When should the blood sample be taken?
Why at 48 hours of age or as soon as possible after this?
Do antibiotics affect the test?
Do stools need to change prior to testing?
How much milk/protein feeding is needed?
What safeguards are in place for the programme?
What happens to the residual blood spots after testing?
How is data from the programme stored?
Is DNA testing carried out on the blood spots?
When should the blood sample be taken?
The blood sample must be taken at 48 hours of baby’s age, or as soon as possible after this, and before 72 hours of baby’s age.
Why at 48 hours of age or as soon as possible after this?
When the baby is in utero, it is nourished by the placenta and has all its needs met by the mother. Many disorders do not show abnormal biochemical levels at birth because the placenta eliminated them as the baby’s system produced them. This is why babies may be affected by a disorder, but born without signs or symptoms.
For effective newborn metabolic screening, the baby must be independent of the mother long enough for the indicator biochemicals to show an abnormality. For fatty acid oxidation disorders, the catabolic state babies experience after birth (when they lose birth weight because they are not feeding sufficiently to meet their body needs) changes the indicator biochemicals. The fatty acid biochemicals normalise when baby starts eating well. In other disorders (eg amino acidopathies) the biochemicals will continue to be abnormal and some will rise to toxic levels.
The sample must be taken late enough for the disorders to be detectable, and early enough for the fatty acid oxidation indicators still to be raised. The optimal time for measurement of the different biochemicals is 48 hours.
Once the sample has been taken, laboratory testing should be carried out as soon as possible.
Do antibiotics affect the test?
No.
Originally, screening tests were bacterial inhibition assays. When a baby was on antibiotics the screening test did not work and had to be repeated when the baby had completed the course of antibiotics. In the early 1980s the programme began using an alternative way of measuring amino acids (TLC) and antibiotics have not been a problem since that time.
Do stools need to change prior to testing?
No.
How much milk/protein feeding is needed?
None.
In the early period of screening it was thought that babies needed protein feeding to raise the amino acids used to screen for PKU and Maple Syrup Urine Disease (MSUD). It has now been realised that as babies lose birth weight, they break down body protein and this will raise the indicator metabolites in amino acid disorders. In addition, new technology (tandem mass spectrometry) enables the measurement of more than one indicator for each disorder and this makes screening more sensitive and specific. For example, PKU screening measures both phenylalanine, the substrate, and tyrosine, the product of the enzyme, phenylalanine hydroxylase that is missing in PKU.
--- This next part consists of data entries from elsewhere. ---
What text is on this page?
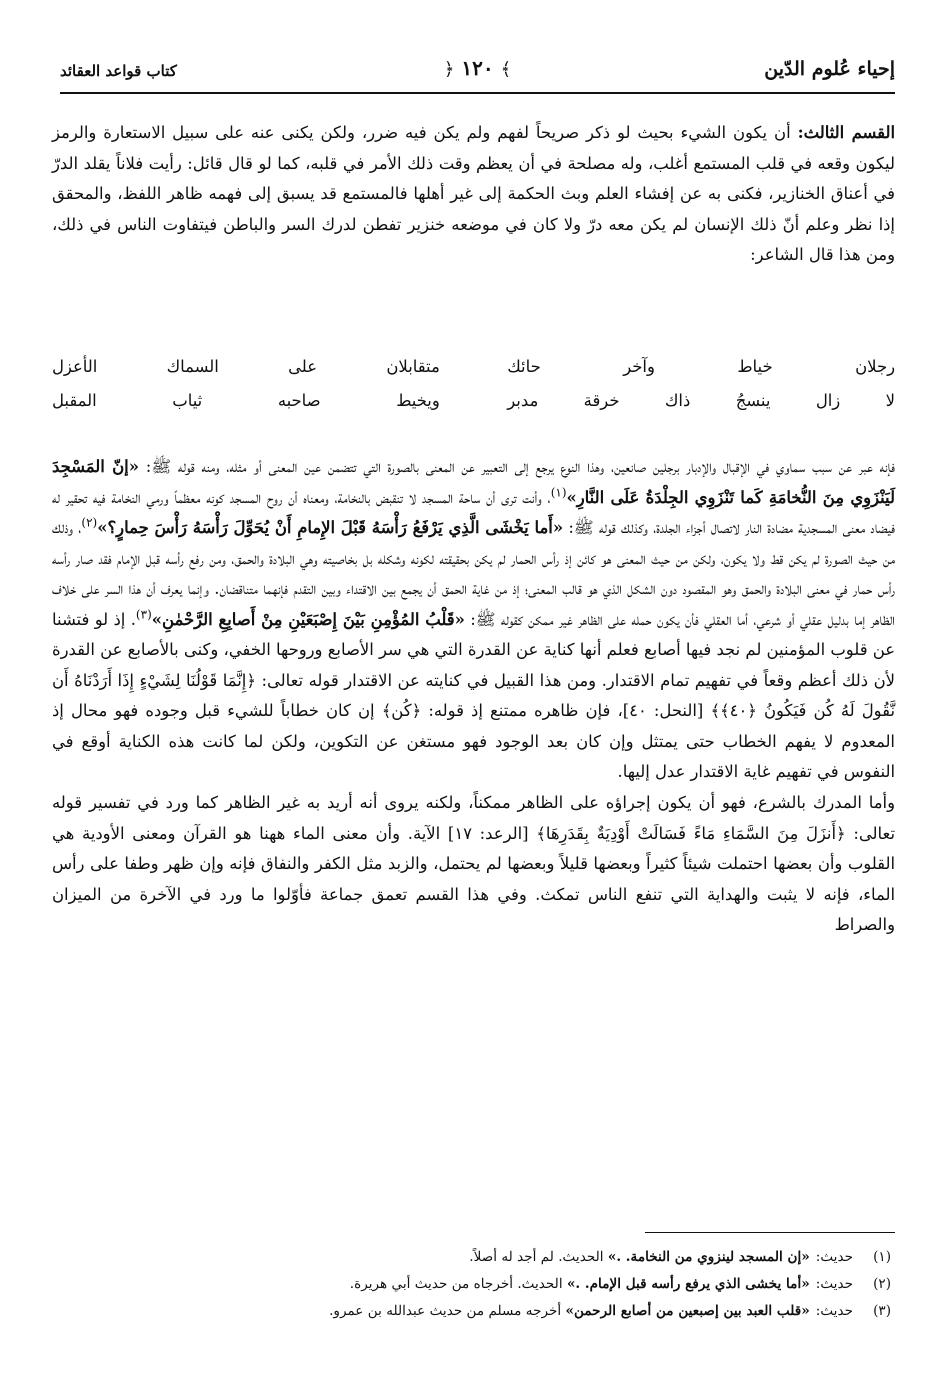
إحياء عُلوم الدّين
﴾ ١٢٠ ﴿
كتاب قواعد العقائد

القسم الثالث: أن يكون الشيء بحيث لو ذكر صريحاً لفهم ولم يكن فيه ضرر، ولكن يكنى عنه على سبيل الاستعارة والرمز ليكون وقعه في قلب المستمع أغلب، وله مصلحة في أن يعظم وقت ذلك الأمر في قلبه، كما لو قال قائل: رأيت فلاناً يقلد الدرّ في أعناق الخنازير، فكنى به عن إفشاء العلم وبث الحكمة إلى غير أهلها فالمستمع قد يسبق إلى فهمه ظاهر اللفظ، والمحقق إذا نظر وعلم أنّ ذلك الإنسان لم يكن معه درّ ولا كان في موضعه خنزير تفطن لدرك السر والباطن فيتفاوت الناس في ذلك، ومن هذا قال الشاعر:

رجلان خياط وآخر حائك
متقابلان على السماك الأعزل
لا زال ينسجُ ذاك خرقة مدبر
ويخيط صاحبه ثياب المقبل

فإنه عبر عن سبب سماوي في الإقبال والإدبار برجلين صانعين، وهذا النوع يرجع إلى التعبير عن المعنى بالصورة التي تتضمن عين المعنى أو مثله، ومنه قوله ﷺ: «إنّ المَسْجِدَ لَيَنْزَوِي مِنَ النُّخامَةِ كَما تَنْزَوِي الجِلْدَةُ عَلَى النَّارِ»$^{(١)}$، وأنت ترى أن ساحة المسجد لا تنقبض بالنخامة، ومعناه أن روح المسجد كونه معظماً ورمي النخامة فيه تحقير له فيضاد معنى المسجدية مضادة النار لاتصال أجزاء الجلدة، وكذلك قوله ﷺ: «أَما يَخْشَى الَّذِي يَرْفَعُ رَأْسَهُ قَبْلَ الإِمامِ أَنْ يُحَوِّلَ رَأْسَهُ رَأْسَ حِمارٍ؟»$^{(٢)}$، وذلك من حيث الصورة لم يكن قط ولا يكون، ولكن من حيث المعنى هو كائن إذ رأس الحمار لم يكن بحقيقته لكونه وشكله بل بخاصيته وهي البلادة والحمق، ومن رفع رأسه قبل الإمام فقد صار رأسه رأس حمار في معنى البلادة والحمق وهو المقصود دون الشكل الذي هو قالب المعنى؛ إذ من غاية الحمق أن يجمع بين الاقتداء وبين التقدم فإنهما متناقضان. وإنما يعرف أن هذا السر على خلاف الظاهر إما بدليل عقلي أو شرعي، أما العقلي فأن يكون حمله على الظاهر غير ممكن كقوله ﷺ: «قَلْبُ المُؤْمِنِ بَيْنَ إِصْبَعَيْنِ مِنْ أَصابِعِ الرَّحْمٰنِ»$^{(٣)}$. إذ لو فتشنا عن قلوب المؤمنين لم نجد فيها أصابع فعلم أنها كناية عن القدرة التي هي سر الأصابع وروحها الخفي، وكنى بالأصابع عن القدرة لأن ذلك أعظم وقعاً في تفهيم تمام الاقتدار. ومن هذا القبيل في كنايته عن الاقتدار قوله تعالى: ﴿إِنَّمَا قَوْلُنَا لِشَيْءٍ إِذَا أَرَدْنَاهُ أَن نَّقُولَ لَهُ كُن فَيَكُونُ ﴿٤٠﴾﴾ [النحل: ٤٠]، فإن ظاهره ممتنع إذ قوله: ﴿كُن﴾ إن كان خطاباً للشيء قبل وجوده فهو محال إذ المعدوم لا يفهم الخطاب حتى يمتثل وإن كان بعد الوجود فهو مستغن عن التكوين، ولكن لما كانت هذه الكناية أوقع في النفوس في تفهيم غاية الاقتدار عدل إليها.

وأما المدرك بالشرع، فهو أن يكون إجراؤه على الظاهر ممكناً، ولكنه يروى أنه أريد به غير الظاهر كما ورد في تفسير قوله تعالى: ﴿أَنزَلَ مِنَ السَّمَاءِ مَاءً فَسَالَتْ أَوْدِيَةٌ بِقَدَرِهَا﴾ [الرعد: ١٧] الآية. وأن معنى الماء ههنا هو القرآن ومعنى الأودية هي القلوب وأن بعضها احتملت شيئاً كثيراً وبعضها قليلاً وبعضها لم يحتمل، والزبد مثل الكفر والنفاق فإنه وإن ظهر وطفا على رأس الماء، فإنه لا يثبت والهداية التي تنفع الناس تمكث. وفي هذا القسم تعمق جماعة فأوّلوا ما ورد في الآخرة من الميزان والصراط

(١)
حديث:
«إن المسجد لينزوي من النخامة. .» الحديث. لم أجد له أصلاً.
(٢)
حديث:
«أما يخشى الذي يرفع رأسه قبل الإمام. .» الحديث. أخرجاه من حديث أبي هريرة.
(٣)
حديث:
«قلب العبد بين إصبعين من أصابع الرحمن» أخرجه مسلم من حديث عبدالله بن عمرو.
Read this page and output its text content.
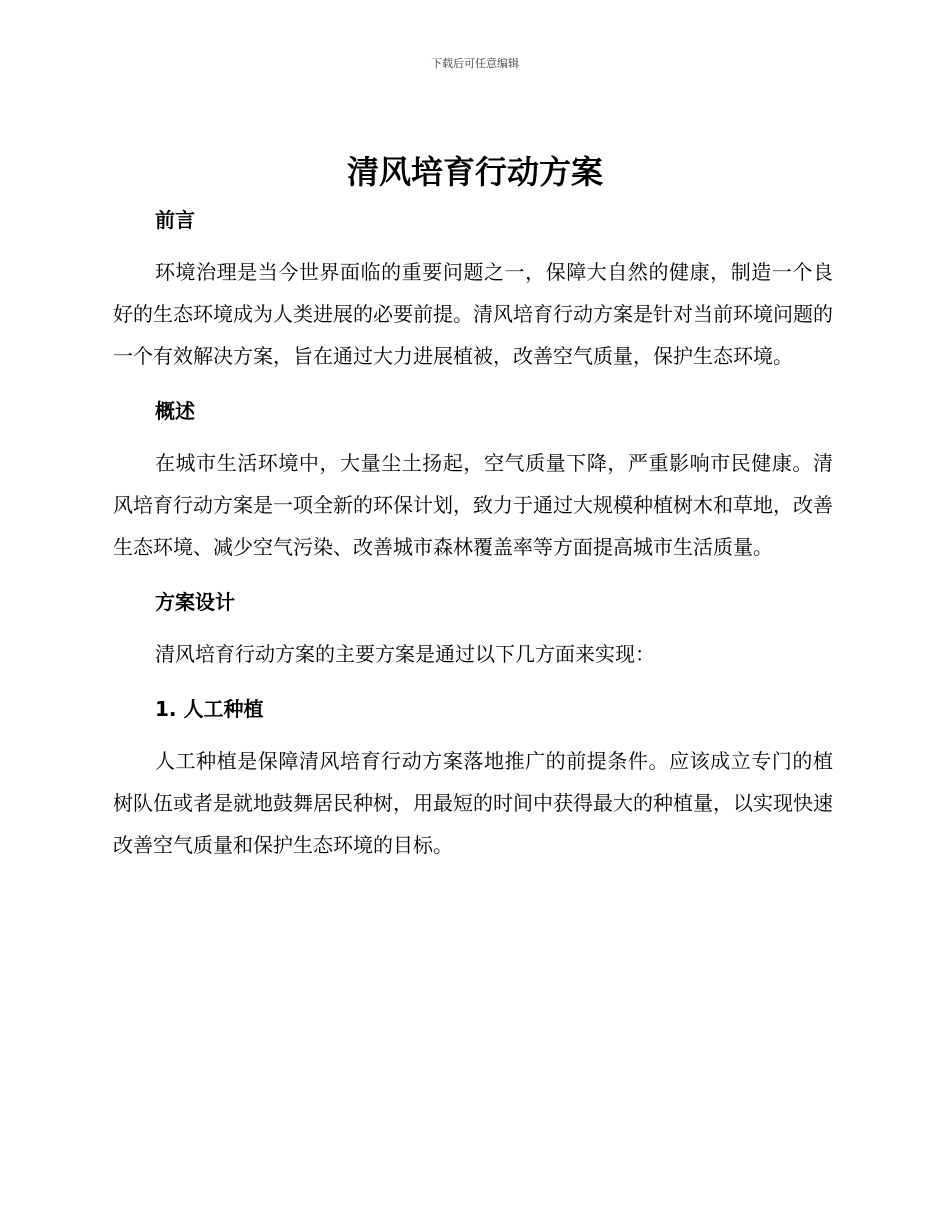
下载后可任意编辑
清风培育行动方案
前言

环境治理是当今世界面临的重要问题之一，保障大自然的健康，制造一个良好的生态环境成为人类进展的必要前提。清风培育行动方案是针对当前环境问题的一个有效解决方案，旨在通过大力进展植被，改善空气质量，保护生态环境。

概述

在城市生活环境中，大量尘土扬起，空气质量下降，严重影响市民健康。清风培育行动方案是一项全新的环保计划，致力于通过大规模种植树木和草地，改善生态环境、减少空气污染、改善城市森林覆盖率等方面提高城市生活质量。

方案设计

清风培育行动方案的主要方案是通过以下几方面来实现：

1. 人工种植

人工种植是保障清风培育行动方案落地推广的前提条件。应该成立专门的植树队伍或者是就地鼓舞居民种树，用最短的时间中获得最大的种植量，以实现快速改善空气质量和保护生态环境的目标。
The baby needs to be old enough for the indicator metabolites to increase but doesn’t need any particular amount of protein feeding
What safeguards are in place for the programme?
The laboratory which performs the screening for the programme must be IANZ accredited against the international standard ISO 15189. This is the highest accreditation programme available. IANZ stands for International Accreditation New Zealand. Accreditation by IANZ ensures that the laboratory that carries out these tests is technically competent, has appropriate processes and is using appropriate up to date technology. It is an internationally recognised process for assessing the technical competence and effective quality processes of a professional service (in this case a medical testing laboratory) and its staff.
Accreditation involves checking that the laboratory has processes to ensure staff are adequately trained and competent in the tasks they perform; that equipment is regularly maintained and has functional checks before each use, and that there are robust processes for tracking specimens, testing and reporting. Overseas experts are regularly brought in to ensure New Zealand processes are of a similar standard to elsewhere in the world.
Part of checking the quality of testing involves ensuring that the laboratory has satisfactory performance on external (the laboratory participates in programmes from the Centre for Disease Control in America and other external programmes) and internal quality assurance programmes. For further information on IANZ see their website: www.ianz.govt.nz
What happens to the residual blood spots after testing?
After testing, the residual blood spots are stored indefinitely in a secure locked area, or returned to the parents/guardians or individual if requested. Parents/guardians or individuals can request the return of their blood spots at any time, using the 'Return of newborn metabolic screening samples (guthrie cards) to family' form.
Only authorised staff from the screening programme can access stored blood spots.
How is data from the programme stored?
The data stored is secured by restricted access. The stored data consists of demographic data (for example the baby's name, sex, birth date, time, weight, the mother’s details and LMC details) and results of the screening tests.
Is DNA testing carried out on the blood spots?
As part of metabolic screening, about 1 percent of samples are tested for a change in DNA (mutation) associated with cystic fibrosis. No other DNA testing is done on samples unless authorised by the parents/guardians/individual or through legal avenues, such as a Court order.